The Golden Age of Couture: Paris and London 1947-1957 at the V&A Museum in London UK

23 09 2007

The V&A Museum in London opened Saturday 22nd September the exhibition ‘The Golden Age of Couture: Paris and London 1947-1957

Dior’s collection the  ‘New Look’ this Fall celebrates its 60th anniversary and that is the reason for the exhibition. It is important to note that it wasn’t Christian Dior that gave that name to the collection. The  name he gave the collection was ‘La Corolle’ because he thought that the skirt looked like a corolle the way it fell from the tiny waist. It was fashion journalist Carmel Winter that named the collection the ‘New Look’ simply because it was a new look.

A mistake is also that the number that has come to illustrate the collection is ‘Le Bare’. But it has come to illustrate the ‘New Look

Dior created the collection because he wanted a revival of the crinoline that was in fashion 1855 to 1863 with its peak in 1859. Dior admired C.F.Worth the father of haute couture and the couturier dressing the empresses of France, Austria and Russia. Some people have claimed he invented the crinoline. That is not true. That fashion came into fashion in 1856 (the steel hoops). By that time Worth was just a shop assistant. Enough about Worth.

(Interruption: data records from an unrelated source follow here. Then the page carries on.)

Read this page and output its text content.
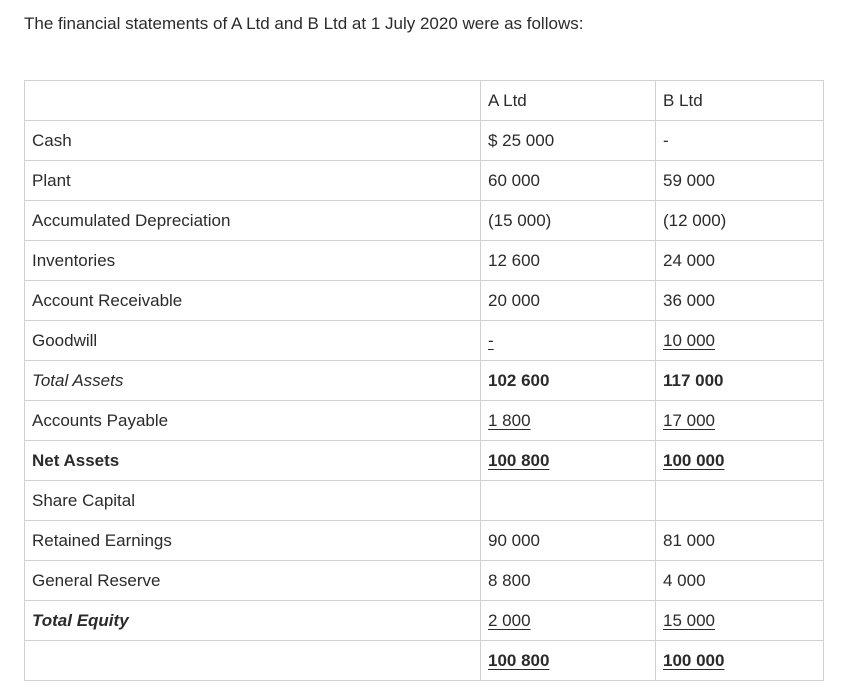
The financial statements of A Ltd and B Ltd at 1 July 2020 were as follows:

	A Ltd	B Ltd
Cash	$ 25 000	-
Plant	60 000	59 000
Accumulated Depreciation	(15 000)	(12 000)
Inventories	12 600	24 000
Account Receivable	20 000	36 000
Goodwill	-	10 000
Total Assets	102 600	117 000
Accounts Payable	1 800	17 000
Net Assets	100 800	100 000
Share Capital		
Retained Earnings	90 000	81 000
General Reserve	8 800	4 000
Total Equity	2 000	15 000
	100 800	100 000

Dior was lucky to meet cotton magnate Marcel Boussac. He could smell money in Dior’s ultra wide skirts. Dior borrowed 10 million francs from Boussac and promised to make wide skirts in fashion again.

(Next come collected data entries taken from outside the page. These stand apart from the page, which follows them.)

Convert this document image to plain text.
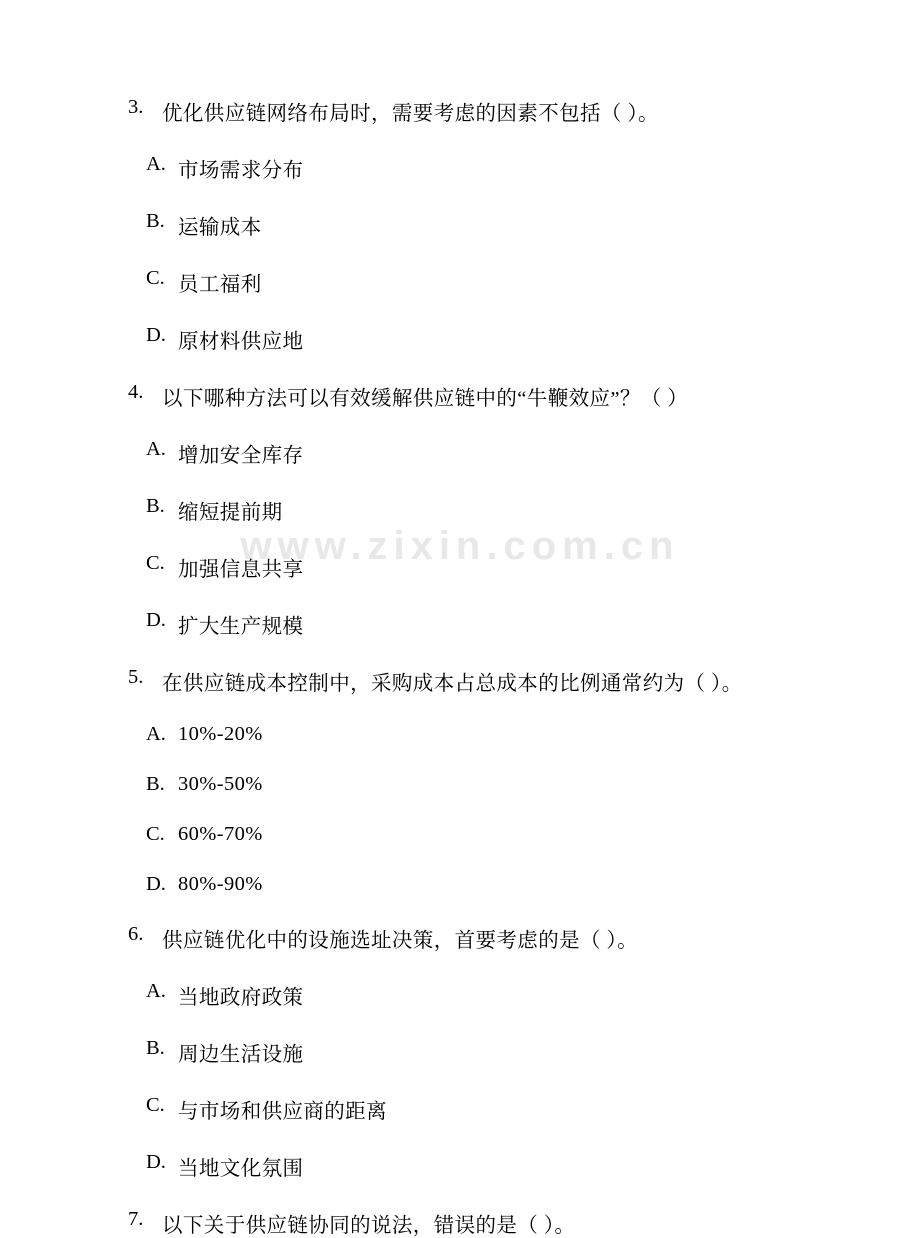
www.zixin.com.cn
3. 优化供应链网络布局时，需要考虑的因素不包括（ ）。
A. 市场需求分布
B. 运输成本
C. 员工福利
D. 原材料供应地
4. 以下哪种方法可以有效缓解供应链中的“牛鞭效应”？（ ）
A. 增加安全库存
B. 缩短提前期
C. 加强信息共享
D. 扩大生产规模
5. 在供应链成本控制中，采购成本占总成本的比例通常约为（ ）。
A. 10%-20%
B. 30%-50%
C. 60%-70%
D. 80%-90%
6. 供应链优化中的设施选址决策，首要考虑的是（ ）。
A. 当地政府政策
B. 周边生活设施
C. 与市场和供应商的距离
D. 当地文化氛围
7. 以下关于供应链协同的说法，错误的是（ ）。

Paris had lost its title as fashion capital of the world to New York. Paris was now very keen to regain the title.

Dior aimed clientele was established and elegant ladies in the world. He was surprised to see that also young women were attracted by his  collection. His own explanation for the success of the collection is that it was speaking about youth and future.

It took some time before London and England embraced the New Look.  The UK experienced a huge shortage of everything after the war. The newly elected Labour government had a lot of problems to face. Garments had to be marked with the ‘Utility mark’ before it reached the market. It meant that the garment had been through a strict price and quality control. Dior’s new skirt didn’t pass that test as it took far too much fabric. Of course women could travel to France and buy if they could afford it.

Another hurdle was that in the start women in the UK didn’t want to take orders from the fashion dictator in Paris. The ladies gave in slowly. First the made their own version of the wide skirt. Women were tired of the masculine style that had dominated their wardrobe since 1939.